Issues with the EU solution

1] Eligible member criteria

  •  The waiver solution can be used only by an “eligible member”, defined as a “developing country member” of the WTO that “had exported less than 10 percent of world exports of COVID-19 vaccine doses in 2021”.
  •  This means that Bangladesh, which is still a least developed country, but has a growing pharmaceutical industry, is also excluded.
  • Restricting China: The eligibility condition seems to have been introduced to limit China’s expansion in the global vaccine market.
  • No concern for India: At the current juncture, India does not have to be concerned with the export restriction clause, as its share in global exports of vaccines was 2.4% as on January 31.
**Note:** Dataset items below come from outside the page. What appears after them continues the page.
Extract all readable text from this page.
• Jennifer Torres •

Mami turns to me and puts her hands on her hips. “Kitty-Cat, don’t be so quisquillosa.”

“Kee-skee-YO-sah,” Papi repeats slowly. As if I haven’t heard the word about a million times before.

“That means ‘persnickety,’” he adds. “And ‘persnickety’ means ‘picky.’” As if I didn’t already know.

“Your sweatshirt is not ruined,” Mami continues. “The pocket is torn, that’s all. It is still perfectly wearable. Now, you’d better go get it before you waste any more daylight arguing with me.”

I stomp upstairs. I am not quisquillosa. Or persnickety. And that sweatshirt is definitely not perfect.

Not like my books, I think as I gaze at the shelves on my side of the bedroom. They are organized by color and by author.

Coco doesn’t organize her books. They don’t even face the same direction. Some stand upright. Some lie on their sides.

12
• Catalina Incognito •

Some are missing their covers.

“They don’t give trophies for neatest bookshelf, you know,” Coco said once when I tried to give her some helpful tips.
2] Export restrictions in the form of eligibility criteria

  • While introducing the above-mentioned export restriction, the solution proposes to waive the obligation under Article 31(f) of the TRIPS Agreement.
  • Article 31(f) provides that the compulsory licences issued by any WTO member must be used “predominantly for the supply of the domestic market”.
  • But while they have proposed removal of Article 31(f), solution includes a more stringent export restriction in the form of the eligibility criteria mentioned above.

3] Further conditions

  • The proposed condition of listing all patents covered under the compulsory licences is not a requirement under the TRIPS Agreement.
  • Similarly, there is no obligation to notify the details of licensee, the quantity and export destination under the TRIPS provisions.
  • But the EU proposal text proposes mandatory notification.

4] Transfer of know-how is not ensured

  • According to the EU, when compulsory licences are granted, the “patent holder receives adequate remuneration”, but “[t]ransfer of know-how is not ensured”.
  • This demerit of compulsory licences would make it difficult to scale up production of COVID-19 vaccines, medicines, and medical devices in the developing world, thus constraining their availability at affordable prices.

Conclusion

It must be said that by accepting the “compromise outcome”, India and South Africa could jeopardise their high moral ground.  Consequently, the global community would lose an important opportunity to ensure that vaccines and medicines are accessible to all.